# Test Fine-Tuned Model
Testing the llama3.2-lora-final model to evaluate output quality

In [1]:
import torch
from unsloth import FastLanguageModel

print(f"Using GPU: {torch.cuda.get_device_name(0)}")

ðŸ¦¥ Unsloth: Will patch your computer to enable 2x faster free finetuning.
ðŸ¦¥ Unsloth Zoo will now patch everything to make training faster!
Using GPU: NVIDIA GeForce RTX 4070


In [2]:
# Load the fine-tuned model
model, tokenizer = FastLanguageModel.from_pretrained(
    model_name="llama3.2-lora-final",
    max_seq_length=2048,
    dtype=None,
    load_in_4bit=True,
)

FastLanguageModel.for_inference(model)
print("Model loaded successfully!")

==((====))==  Unsloth 2026.1.4: Fast Llama patching.
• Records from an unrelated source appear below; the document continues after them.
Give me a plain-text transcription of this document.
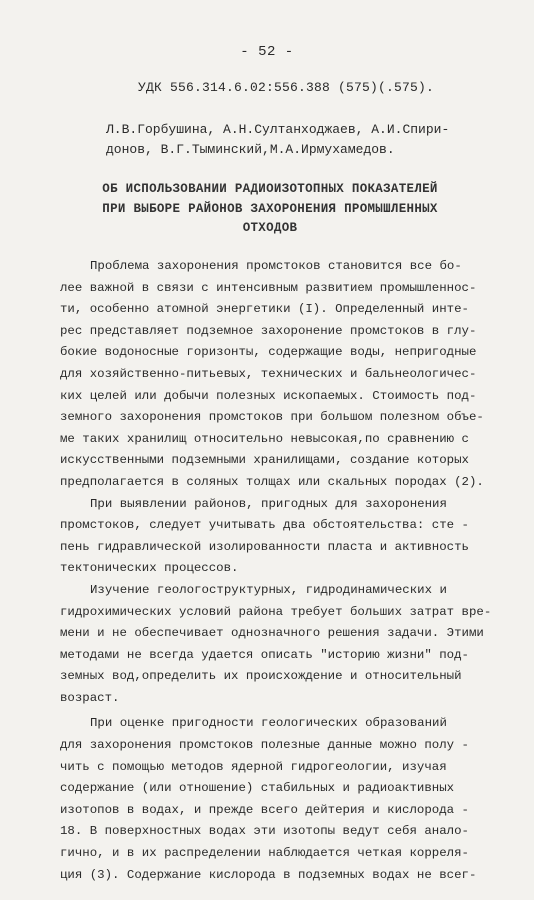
- 52 -
УДК 556.314.6.02:556.388 (575)(.575).
Л.В.Горбушина, А.Н.Султанходжаев, А.И.Спири-
донов, В.Г.Тыминский,М.А.Ирмухамедов.
ОБ ИСПОЛЬЗОВАНИИ РАДИОИЗОТОПНЫХ ПОКАЗАТЕЛЕЙ
ПРИ ВЫБОРЕ РАЙОНОВ ЗАХОРОНЕНИЯ ПРОМЫШЛЕННЫХ
ОТХОДОВ
Проблема захоронения промстоков становится все бо-
лее важной в связи с интенсивным развитием промышленнос-
ти, особенно атомной энергетики (I). Определенный инте-
рес представляет подземное захоронение промстоков в глу-
бокие водоносные горизонты, содержащие воды, непригодные
для хозяйственно-питьевых, технических и бальнеологичес-
ких целей или добычи полезных ископаемых. Стоимость под-
земного захоронения промстоков при большом полезном объе-
ме таких хранилищ относительно невысокая,по сравнению с
искусственными подземными хранилищами, создание которых
предполагается в соляных толщах или скальных породах (2).
При выявлении районов, пригодных для захоронения
промстоков, следует учитывать два обстоятельства: сте -
пень гидравлической изолированности пласта и активность
тектонических процессов.
Изучение геологоструктурных, гидродинамических и
гидрохимических условий района требует больших затрат вре-
мени и не обеспечивает однозначного решения задачи. Этими
методами не всегда удается описать "историю жизни" под-
земных вод,определить их происхождение и относительный
возраст.
При оценке пригодности геологических образований
для захоронения промстоков полезные данные можно полу -
чить с помощью методов ядерной гидрогеологии, изучая
содержание (или отношение) стабильных и радиоактивных
изотопов в водах, и прежде всего дейтерия и кислорода -
18. В поверхностных водах эти изотопы ведут себя анало-
гично, и в их распределении наблюдается четкая корреля-
ция (3). Содержание кислорода в подземных водах не всег-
Transformers: 4.57.6.
   \\   /|    NVIDIA GeForce RTX 4070. Num GPUs = 2. Max memory: 11.595 GB. Platform: Linux.
O^O/ \_/ \    Torch: 2.5.1+cu121. CUDA: 8.9. CUDA Toolkit: 12.1. Triton: 3.1.0
\        /    Bfloat16 = TRUE. FA [Xformers = 0.0.29.post1. FA2 = True]
 "-____-"     Free license: http://github.com/unslothai/unsloth
Unsloth: Fast downloading is enabled - ignore downloading bars which are red colored!


Unsloth 2026.1.4 patched 28 layers with 28 QKV layers, 28 O layers and 28 MLP layers.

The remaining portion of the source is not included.